35歳以上になると転職ができなくなるという“35歳転職限界説”の根拠は、概ね以下の2点にあった。

1.終身雇用・年齢給(年功賃金)……大企業を中心として日本の雇用は“能力主義・成果主義の競争原理”ではなくて“解雇規制・年功序列によるメンバーシップ制”で運用されてきたため、『年齢の異なる社員』を新卒以外の採用ルートで雇い入れることに消極的であり、『同期感覚(内と外の区別)・年功意識』を持つ社員相互の納得がゆく給与算定がしづらかった。

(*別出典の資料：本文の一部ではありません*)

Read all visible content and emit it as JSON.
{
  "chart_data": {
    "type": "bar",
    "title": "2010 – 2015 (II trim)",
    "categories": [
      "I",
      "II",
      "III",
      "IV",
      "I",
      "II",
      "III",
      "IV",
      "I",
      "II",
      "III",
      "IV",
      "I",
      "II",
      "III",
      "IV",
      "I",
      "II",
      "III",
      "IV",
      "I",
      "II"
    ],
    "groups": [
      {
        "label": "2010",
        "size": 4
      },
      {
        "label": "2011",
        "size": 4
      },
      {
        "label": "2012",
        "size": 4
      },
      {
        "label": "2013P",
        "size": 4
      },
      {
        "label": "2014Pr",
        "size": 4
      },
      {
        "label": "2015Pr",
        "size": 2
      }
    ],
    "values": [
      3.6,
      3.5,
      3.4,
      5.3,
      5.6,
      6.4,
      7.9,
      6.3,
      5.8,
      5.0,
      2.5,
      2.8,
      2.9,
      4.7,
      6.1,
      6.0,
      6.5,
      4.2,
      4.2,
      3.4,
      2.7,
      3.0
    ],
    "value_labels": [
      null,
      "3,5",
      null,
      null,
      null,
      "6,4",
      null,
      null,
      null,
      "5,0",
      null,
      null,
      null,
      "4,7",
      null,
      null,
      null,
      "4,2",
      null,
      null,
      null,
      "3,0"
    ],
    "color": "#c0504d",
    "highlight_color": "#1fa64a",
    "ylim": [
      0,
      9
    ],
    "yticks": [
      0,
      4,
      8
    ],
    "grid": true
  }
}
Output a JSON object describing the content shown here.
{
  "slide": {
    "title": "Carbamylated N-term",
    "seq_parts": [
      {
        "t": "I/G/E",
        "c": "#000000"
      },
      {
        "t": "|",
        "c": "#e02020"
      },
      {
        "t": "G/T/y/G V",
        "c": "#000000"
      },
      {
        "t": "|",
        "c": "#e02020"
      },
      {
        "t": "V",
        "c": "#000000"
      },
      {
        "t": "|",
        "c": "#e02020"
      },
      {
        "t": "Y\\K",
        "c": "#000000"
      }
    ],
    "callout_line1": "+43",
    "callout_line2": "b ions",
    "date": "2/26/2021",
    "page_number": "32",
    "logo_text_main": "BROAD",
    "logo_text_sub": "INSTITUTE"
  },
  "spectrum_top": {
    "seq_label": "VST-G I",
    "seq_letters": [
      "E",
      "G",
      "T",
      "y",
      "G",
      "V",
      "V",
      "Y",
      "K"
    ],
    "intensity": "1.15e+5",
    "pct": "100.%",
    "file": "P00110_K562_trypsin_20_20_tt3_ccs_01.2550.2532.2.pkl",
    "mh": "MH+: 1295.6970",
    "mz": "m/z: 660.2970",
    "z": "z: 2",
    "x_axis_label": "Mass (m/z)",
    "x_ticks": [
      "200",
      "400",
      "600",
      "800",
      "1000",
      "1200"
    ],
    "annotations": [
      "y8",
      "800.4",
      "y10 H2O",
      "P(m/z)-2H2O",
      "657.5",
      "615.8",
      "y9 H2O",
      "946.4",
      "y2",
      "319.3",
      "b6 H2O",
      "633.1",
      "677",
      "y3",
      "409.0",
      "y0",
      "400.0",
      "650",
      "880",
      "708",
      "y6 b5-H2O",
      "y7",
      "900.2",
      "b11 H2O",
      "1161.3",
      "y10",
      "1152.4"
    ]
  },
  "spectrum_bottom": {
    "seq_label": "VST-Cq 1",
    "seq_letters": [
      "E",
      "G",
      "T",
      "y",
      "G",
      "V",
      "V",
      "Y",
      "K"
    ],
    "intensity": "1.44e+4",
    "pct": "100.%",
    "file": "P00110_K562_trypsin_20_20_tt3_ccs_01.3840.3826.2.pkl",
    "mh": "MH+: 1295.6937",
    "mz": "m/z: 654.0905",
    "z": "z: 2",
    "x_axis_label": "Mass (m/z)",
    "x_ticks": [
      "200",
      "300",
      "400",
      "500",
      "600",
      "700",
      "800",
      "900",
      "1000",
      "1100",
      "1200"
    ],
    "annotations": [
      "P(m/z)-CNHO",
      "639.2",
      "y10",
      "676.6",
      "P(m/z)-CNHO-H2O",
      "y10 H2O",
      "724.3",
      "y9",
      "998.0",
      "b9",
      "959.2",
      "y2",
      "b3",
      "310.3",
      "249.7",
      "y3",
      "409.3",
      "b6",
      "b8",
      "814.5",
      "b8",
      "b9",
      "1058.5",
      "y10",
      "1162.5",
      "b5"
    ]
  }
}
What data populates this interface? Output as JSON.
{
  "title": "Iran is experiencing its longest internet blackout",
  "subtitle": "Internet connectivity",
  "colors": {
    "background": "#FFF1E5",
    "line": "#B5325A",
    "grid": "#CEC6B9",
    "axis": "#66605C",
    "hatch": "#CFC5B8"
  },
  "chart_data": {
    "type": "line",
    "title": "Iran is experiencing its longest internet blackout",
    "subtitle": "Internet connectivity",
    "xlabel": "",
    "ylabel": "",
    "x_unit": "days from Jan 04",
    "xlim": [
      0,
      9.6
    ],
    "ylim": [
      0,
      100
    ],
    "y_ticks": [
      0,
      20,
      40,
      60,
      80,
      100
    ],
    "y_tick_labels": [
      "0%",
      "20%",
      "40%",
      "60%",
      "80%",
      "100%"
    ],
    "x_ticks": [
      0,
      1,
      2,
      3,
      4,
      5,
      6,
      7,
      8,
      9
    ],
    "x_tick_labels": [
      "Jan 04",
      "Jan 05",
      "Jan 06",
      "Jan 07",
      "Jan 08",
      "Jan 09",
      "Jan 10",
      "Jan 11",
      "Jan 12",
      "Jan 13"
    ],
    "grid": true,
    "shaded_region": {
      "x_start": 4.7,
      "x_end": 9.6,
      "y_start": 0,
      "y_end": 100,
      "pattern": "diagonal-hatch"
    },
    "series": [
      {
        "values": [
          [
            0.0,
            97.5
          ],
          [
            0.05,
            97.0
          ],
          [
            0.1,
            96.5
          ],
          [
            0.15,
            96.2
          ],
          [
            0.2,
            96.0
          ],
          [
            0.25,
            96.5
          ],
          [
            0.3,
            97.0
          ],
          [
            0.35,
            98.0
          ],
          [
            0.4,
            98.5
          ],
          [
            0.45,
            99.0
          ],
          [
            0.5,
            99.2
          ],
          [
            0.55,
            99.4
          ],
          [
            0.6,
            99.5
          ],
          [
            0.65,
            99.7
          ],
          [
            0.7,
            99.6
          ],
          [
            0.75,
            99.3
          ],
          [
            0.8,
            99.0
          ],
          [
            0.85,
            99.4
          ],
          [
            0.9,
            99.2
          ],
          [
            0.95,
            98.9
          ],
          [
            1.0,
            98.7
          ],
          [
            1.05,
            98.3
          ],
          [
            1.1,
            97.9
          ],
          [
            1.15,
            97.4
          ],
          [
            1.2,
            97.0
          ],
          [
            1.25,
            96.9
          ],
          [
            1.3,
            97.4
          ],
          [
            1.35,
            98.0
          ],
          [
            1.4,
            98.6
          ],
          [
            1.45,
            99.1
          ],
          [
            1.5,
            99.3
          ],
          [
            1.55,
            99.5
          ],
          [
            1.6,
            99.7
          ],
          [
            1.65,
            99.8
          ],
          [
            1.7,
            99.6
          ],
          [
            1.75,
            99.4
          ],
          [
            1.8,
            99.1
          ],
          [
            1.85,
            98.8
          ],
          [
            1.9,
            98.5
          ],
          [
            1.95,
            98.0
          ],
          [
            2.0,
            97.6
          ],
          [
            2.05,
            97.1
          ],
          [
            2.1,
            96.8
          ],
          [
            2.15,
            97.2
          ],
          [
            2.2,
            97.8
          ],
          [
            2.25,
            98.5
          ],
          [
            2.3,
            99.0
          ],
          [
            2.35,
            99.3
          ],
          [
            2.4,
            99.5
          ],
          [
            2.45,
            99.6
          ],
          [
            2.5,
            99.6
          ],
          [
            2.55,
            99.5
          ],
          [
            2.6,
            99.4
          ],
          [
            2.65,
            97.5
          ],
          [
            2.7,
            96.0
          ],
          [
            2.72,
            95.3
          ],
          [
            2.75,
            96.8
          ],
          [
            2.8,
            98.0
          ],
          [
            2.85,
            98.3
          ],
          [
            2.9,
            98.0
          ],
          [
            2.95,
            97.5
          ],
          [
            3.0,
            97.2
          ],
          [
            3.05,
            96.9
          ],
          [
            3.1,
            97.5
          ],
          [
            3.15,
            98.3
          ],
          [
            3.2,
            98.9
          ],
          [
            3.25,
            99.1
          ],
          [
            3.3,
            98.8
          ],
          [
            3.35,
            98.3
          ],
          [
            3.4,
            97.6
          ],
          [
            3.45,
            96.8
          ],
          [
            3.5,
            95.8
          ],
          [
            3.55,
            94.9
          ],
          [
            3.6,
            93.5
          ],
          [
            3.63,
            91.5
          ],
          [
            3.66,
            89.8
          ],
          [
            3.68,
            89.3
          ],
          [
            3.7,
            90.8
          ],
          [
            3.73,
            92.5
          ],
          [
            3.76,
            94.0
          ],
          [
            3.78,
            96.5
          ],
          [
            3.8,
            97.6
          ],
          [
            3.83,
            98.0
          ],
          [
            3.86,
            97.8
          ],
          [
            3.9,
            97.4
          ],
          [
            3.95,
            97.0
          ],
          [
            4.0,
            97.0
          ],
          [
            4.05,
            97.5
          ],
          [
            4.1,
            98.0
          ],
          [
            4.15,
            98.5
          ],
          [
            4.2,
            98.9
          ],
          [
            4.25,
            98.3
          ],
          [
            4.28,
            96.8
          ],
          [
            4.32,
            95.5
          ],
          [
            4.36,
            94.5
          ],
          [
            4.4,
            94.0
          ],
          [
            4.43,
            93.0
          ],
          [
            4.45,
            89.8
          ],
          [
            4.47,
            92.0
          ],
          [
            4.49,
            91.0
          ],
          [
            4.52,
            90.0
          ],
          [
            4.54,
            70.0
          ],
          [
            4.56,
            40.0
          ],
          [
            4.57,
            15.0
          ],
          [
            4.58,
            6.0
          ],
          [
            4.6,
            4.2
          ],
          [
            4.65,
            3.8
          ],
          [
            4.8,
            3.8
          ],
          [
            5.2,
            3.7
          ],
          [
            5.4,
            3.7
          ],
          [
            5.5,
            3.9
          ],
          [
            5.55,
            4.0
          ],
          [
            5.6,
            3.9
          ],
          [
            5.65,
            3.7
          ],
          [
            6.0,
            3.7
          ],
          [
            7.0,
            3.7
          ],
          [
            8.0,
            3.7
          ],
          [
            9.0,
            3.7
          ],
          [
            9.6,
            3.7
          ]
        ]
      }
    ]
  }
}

2.社会保障制度……60歳定年制を前提とすると“25年以上の保険料納付”の年金受給資格を得るためには、35歳までに保険料の納付実績が必要であり、企業には更に独自の『企業年金制度』を持っているところも多いため、(年金・福利厚生の平等感覚や横並び意識などから)入社以前の社会保障制度の加入状況が曖昧な35歳以上の人材(フリーランス・フリーターなど)を敬遠する傾向があった。

これはどちらかというと、『転職限界説』というより『(フリーランス・フリーター・無職から正規雇用への)就職限界説』というのに近いかもしれない。

現在でも、新卒採用で入社した大きな会社にできるだけ長く在籍し続けること(社内での職位・評価を高めること)が最大のキャリア自衛策だという考え方は確かに強い。